Electric shocks and T-shirts
Stanley Milgram (1963) carried out a famous piece of research that would be considered unethical today. Actors pretended to receive electric shocks when they gave wrong answers to questions. The participants asking the questions believed they were giving real shocks to real people. In short they asked questions and gave electric shocks for wrong answers.
The alarming thing is that a large number of participants gave what would have been (if it were true) potentially fatal shocks. Why was this? The crucial thing was authority, when the researcher was dressed like a scientist (white lab coat) and the setting was a laboratory the highest percentage of participants gave the fatal shock. When the researcher wore jeans and a T-shirt and the setting was a warehouse, obedience rates dropped.
What can we learn from this? We may have an authoritative voice we internalised from our childhood to which we are obedient. No doubt many of the participants in Stanley Milgram's experiment felt bad about giving the shocks, but they could not resist the perceived authority, when they were told to continue - they continued.

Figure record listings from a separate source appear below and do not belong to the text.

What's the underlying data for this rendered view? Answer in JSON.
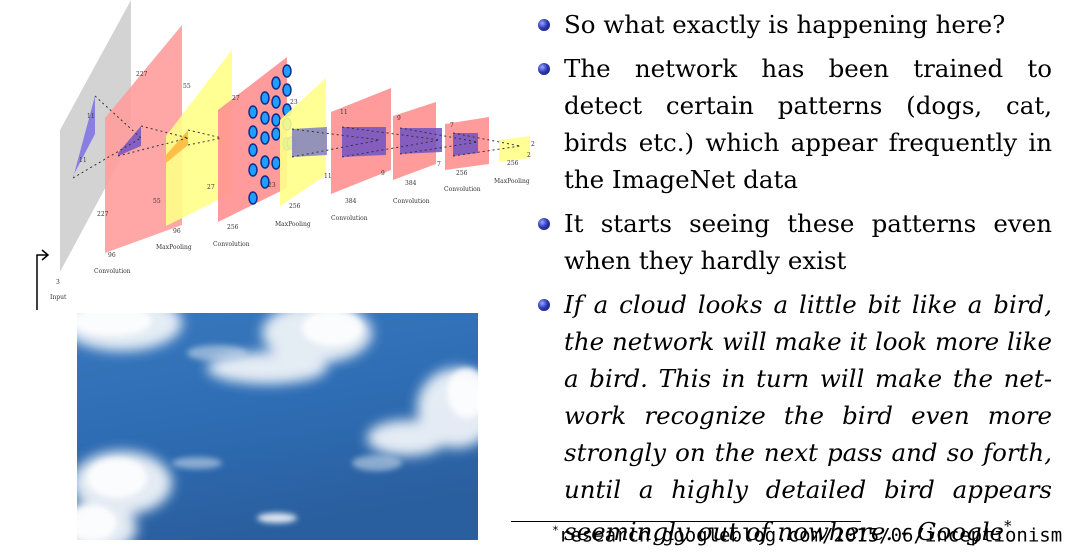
{
  "diagram": {
    "input_label": "Input",
    "input_depth": "3",
    "layers": [
      {
        "name": "Convolution",
        "size_top": "227",
        "size_side": "227",
        "depth": "96",
        "kernel": "11"
      },
      {
        "name": "MaxPooling",
        "size_top": "55",
        "size_side": "55",
        "depth": "96"
      },
      {
        "name": "Convolution",
        "size_top": "27",
        "size_side": "27",
        "depth": "256"
      },
      {
        "name": "MaxPooling",
        "size_top": "23",
        "size_side": "23",
        "depth": "256"
      },
      {
        "name": "Convolution",
        "size_top": "11",
        "size_side": "11",
        "depth": "384"
      },
      {
        "name": "Convolution",
        "size_top": "9",
        "size_side": "9",
        "depth": "384"
      },
      {
        "name": "Convolution",
        "size_top": "7",
        "size_side": "7",
        "depth": "256"
      },
      {
        "name": "MaxPooling",
        "size_top": "2",
        "size_side": "2",
        "depth": "256"
      }
    ],
    "colors": {
      "input": "#d3d3d3",
      "conv": "#ff9c9c",
      "pool": "#ffff99",
      "kernel": "#7c6bd8",
      "neuron": "#1e9fff"
    }
  },
  "photo": {
    "subject": "sky with clouds"
  },
  "bullets": [
    {
      "text": "So what exactly is happening here?",
      "italic": false
    },
    {
      "text": "The network has been trained to detect certain patterns (dogs, cat, birds etc.) which appear frequently in the ImageNet data",
      "italic": false
    },
    {
      "text": "It starts seeing these patterns even when they hardly exist",
      "italic": false
    },
    {
      "text": "If a cloud looks a little bit like a bird, the network will make it look more like a bird. This in turn will make the net-work recognize the bird even more strongly on the next pass and so forth, until a highly detailed bird appears seemingly out of nowhere. - Google",
      "italic": true,
      "footnote_mark": "*"
    }
  ],
  "footnote": {
    "mark": "*",
    "text": "research.googleblog.com/2015/06/inceptionism"
  }
}
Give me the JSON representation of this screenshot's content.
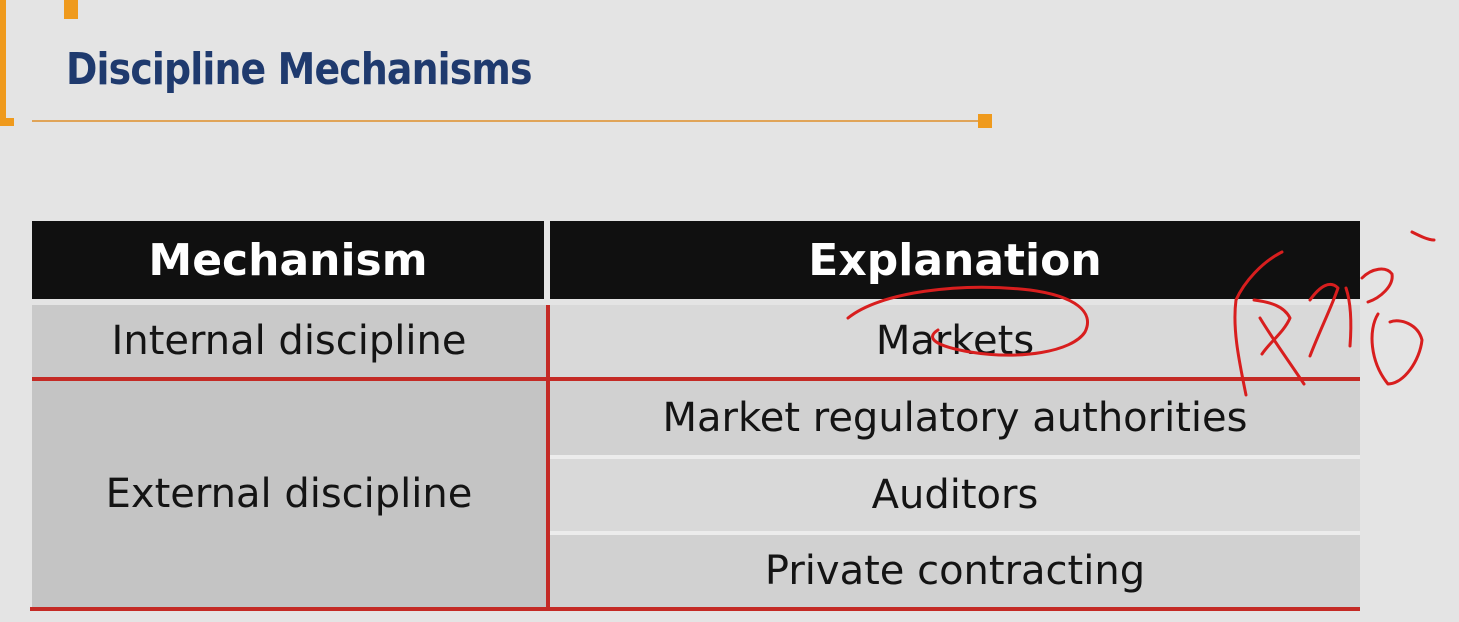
{
  "slide": {
    "title": "Discipline Mechanisms"
  },
  "table": {
    "headers": [
      "Mechanism",
      "Explanation"
    ],
    "rows": [
      {
        "mechanism": "Internal discipline",
        "explanations": [
          "Markets"
        ]
      },
      {
        "mechanism": "External discipline",
        "explanations": [
          "Market regulatory authorities",
          "Auditors",
          "Private contracting"
        ]
      }
    ]
  },
  "colors": {
    "title": "#1f3a6e",
    "accent": "#ef9a1d",
    "header_bg": "#101010",
    "rule": "#c42a25",
    "ink": "#d81e1e"
  }
}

There are benefits to undermining unhelpful internal authoritative voices, for example the voice says you can't and as a result confidence is weakened.
Stanley Milgram noticed T-shirt and jeans reduced authority. With creativity a counsellor should be able to think of ways to do the same. I suggest questioning the authority behind the voice, build up self authority, even visualise past authority figures in an equivalent of jeans and T-shirts.
Milgram S. (1963) psychology AS Eysenck M and Flanagan C psychology press (2002).